Proportional giving is the concept of the tithe. We give off the top. We give proportional to how we have been blessed. This is the way.
Whoever sows sparingly will also reap sparingly, and whoever sows generously will also reap generously.2 Corinthians 9:6
Our giving represents an impact zone around us. Our generosity increases our positive impact on the world. Paul speaks of it in terms of sowing and reaping. The most that is planted, the more that is harvested. There is a cycle of generosity and blessing that begins when we give.
7 Each of you should give what you have decided in your heart to give, not reluctantly or under compulsion, for God loves a cheerful giver.2 Corinthians 9:7
I once served Luther’s Chapel United Methodist Church as pastor. The treasures, Dwight, told about a man that used to come to church. During the sermon, he would carefully fold up a dollar bill and tie it into a knot. He would drop that knotted up dollar into the collection plate as a weekly declaration that he was tight and giving that dollar hurt him. What a way to live!

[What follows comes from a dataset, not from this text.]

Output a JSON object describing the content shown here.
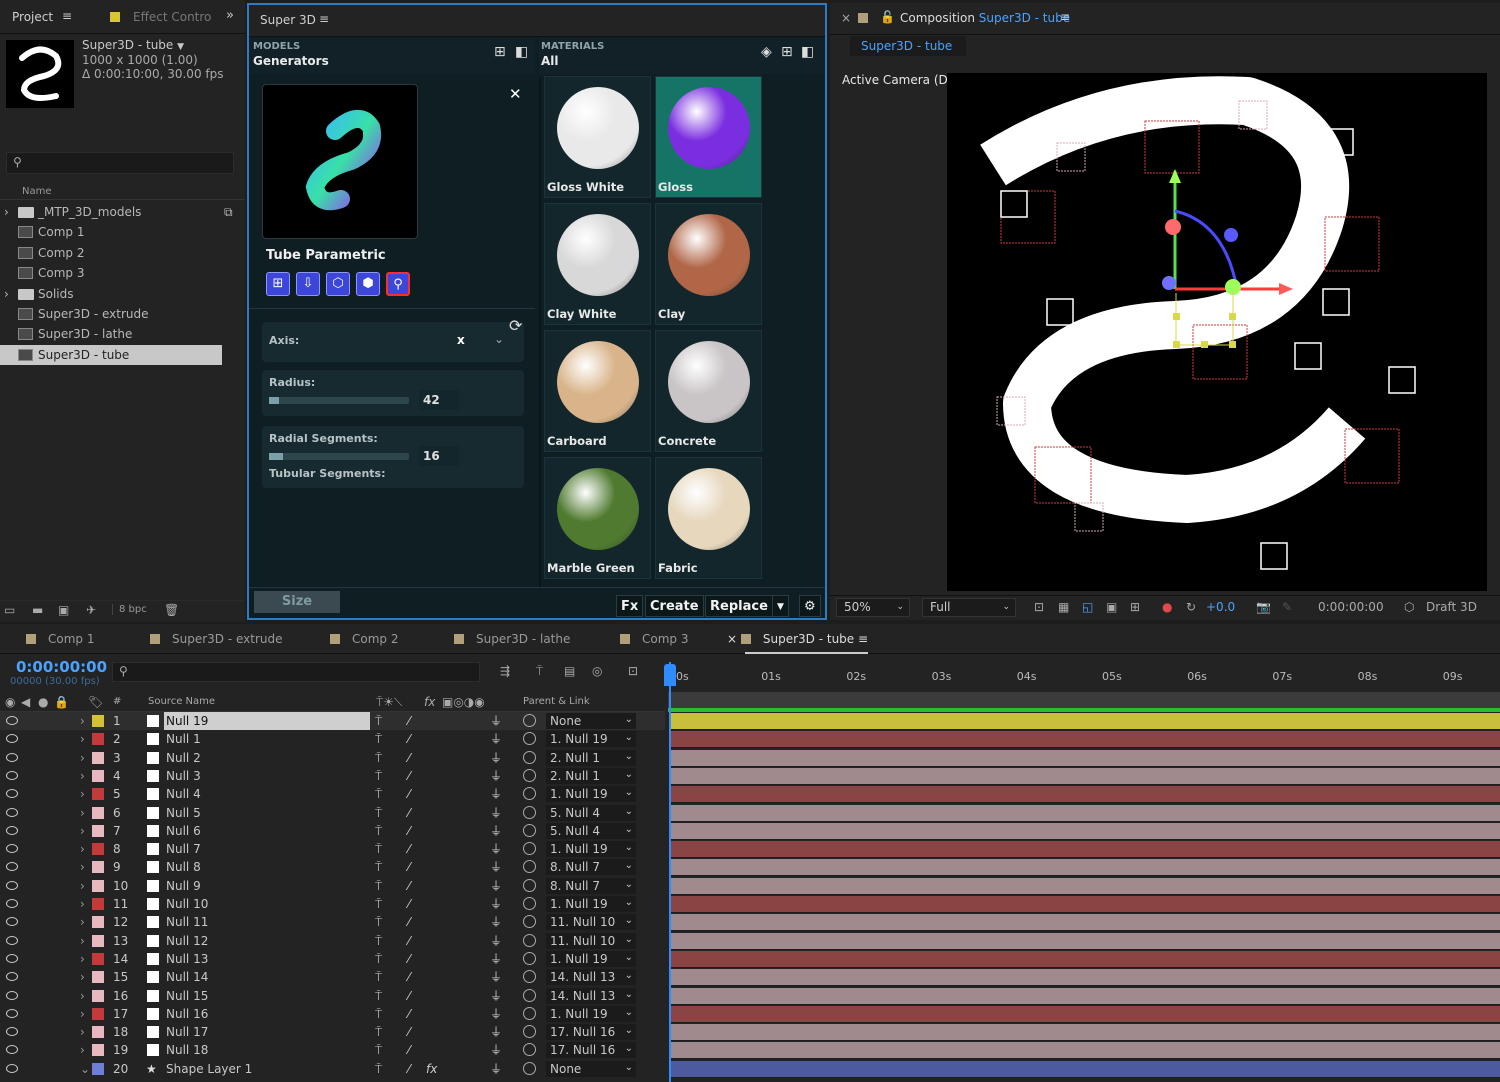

It is fun to give! It is a blessing to give. When something positive happens in and through our church, you are a share-holder in that blessing. Our collective impact redounds to God’s glory. When we are close to God’s heart, our giving will be joyful. God loves a cheerful giver because he is one!
You may have noticed a pattern of words starting with “P.” We can see this, too, in the results of our giving. Paul says one result is Provision:
10 Now he who supplies seed to the sower and bread for food will also supply and increase your store of seed and will enlarge the harvest of your righteousness. 11 You will be enriched in every way so that you can be generous on every occasion, and through us your generosity will result in thanksgiving to God.2 Cor. 9:10-11
We don’t give to get. But neither can we deny that God takes care of those who give. Paul says that when we sow our seed that God makes sure we have more to sow the next time. Giving is not a trick in order to get rich. But when we participate in the economy of the Kingdom God’s blessing naturally flow.
Another result is Praise. Paul tells the Corinthians that many will praise God because of their giving. And these people will also pray for them as a part of the partnership that is created through generosity.
Let’s plan to be generous. Members of First Methodist in Geneseo are receiving an Estimate of Giving Card in the mail this week and will be praying over that, asking the simple question, “God, what would you have me do?” But no matter who you are, you can challenge yourself in this area of giving. We grow in grace as we grow in giving.